Un doblete de Gareth Bale puso el brillo a un Real Madrid sin la constancia deseada por Zinedine Zidane, irregular en su juego ante un Leganés ordenado que se estrenó en el Santiago Bernabéu en un encuentro que cerró Álvaro Morata (3-0).
Pidió constancia Zidane a sus jugadores, obligados a levantarse luego del traspié europeo en Varsovia ante el modesto Legia. Ser constante es una de las grandes dificultades de la vida. Sin duda es su reto en un Real Madrid que se desenchufa en pleno partido o que salta sin la motivación que el fútbol de hoy en día exige.
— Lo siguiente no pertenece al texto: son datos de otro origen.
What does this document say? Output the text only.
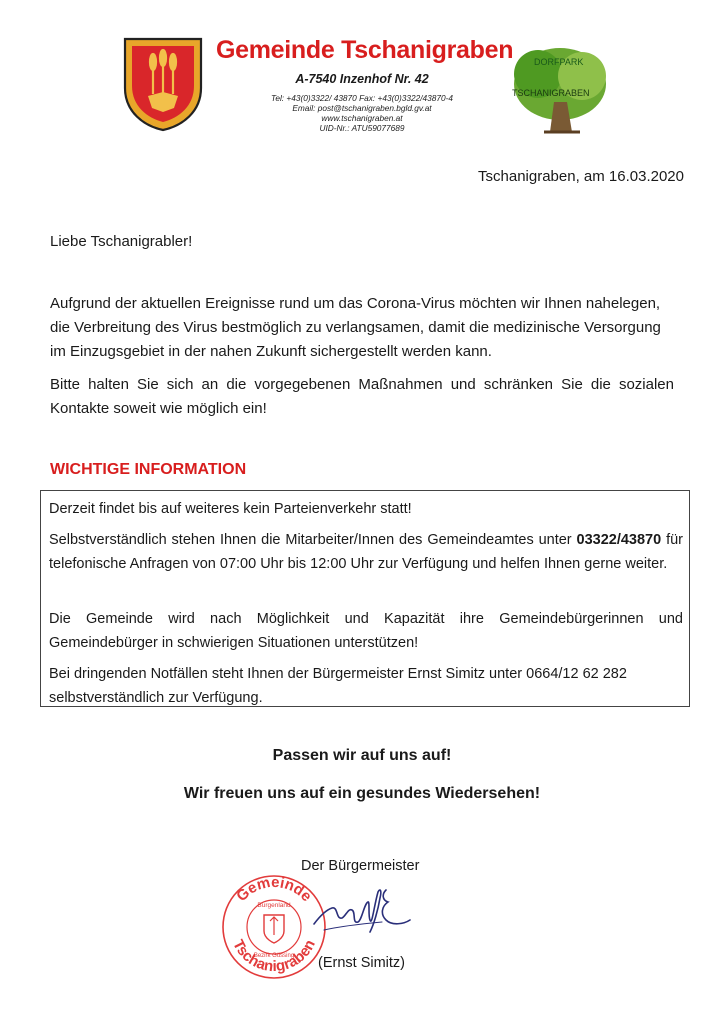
Gemeinde Tschanigraben
A-7540 Inzenhof Nr. 42
Tel: +43(0)3322/ 43870 Fax: +43(0)3322/43870-4
Email: post@tschanigraben.bgld.gv.at
www.tschanigraben.at
UID-Nr.: ATU59077689
DORFPARK
TSCHANIGRABEN
Tschanigraben, am 16.03.2020
Liebe Tschanigrabler!
Aufgrund der aktuellen Ereignisse rund um das Corona-Virus möchten wir Ihnen nahelegen, die Verbreitung des Virus bestmöglich zu verlangsamen, damit die medizinische Versorgung im Einzugsgebiet in der nahen Zukunft sichergestellt werden kann.
Bitte halten Sie sich an die vorgegebenen Maßnahmen und schränken Sie die sozialen Kontakte soweit wie möglich ein!
WICHTIGE INFORMATION
Derzeit findet bis auf weiteres kein Parteienverkehr statt!
Selbstverständlich stehen Ihnen die Mitarbeiter/Innen des Gemeindeamtes unter 03322/43870 für telefonische Anfragen von 07:00 Uhr bis 12:00 Uhr zur Verfügung und helfen Ihnen gerne weiter.
Die Gemeinde wird nach Möglichkeit und Kapazität ihre Gemeindebürgerinnen und Gemeindebürger in schwierigen Situationen unterstützen!
Bei dringenden Notfällen steht Ihnen der Bürgermeister Ernst Simitz unter 0664/12 62 282 selbstverständlich zur Verfügung.
Passen wir auf uns auf!
Wir freuen uns auf ein gesundes Wiedersehen!
Der Bürgermeister
Gemeinde
Burgenland
Bezirk Güssing
Tschanigraben
(Ernst Simitz)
Con la lección aprendida de jugar de tú a tú al Barcelona, el Leganés plantó un 4-5-1, con líneas juntas, que desactivó el juego del Real Madrid, tapó espacios y no existió la conexión entre el centro de campo y los tres de arriba de Zidane.
Todo unido provocó que el Real Madrid tan solo llegase en cinco ocasiones a área rival en el primer acto. Lo increíble al descanso fue que se marchase ganando 2-0, ambos de Bale, a un pase con visión de privilegiado de Isco desde la banda izquierda y adelantándose el galés a todos en boca de gol, tras una falta lateral de Kroos y cabezazo de Varane.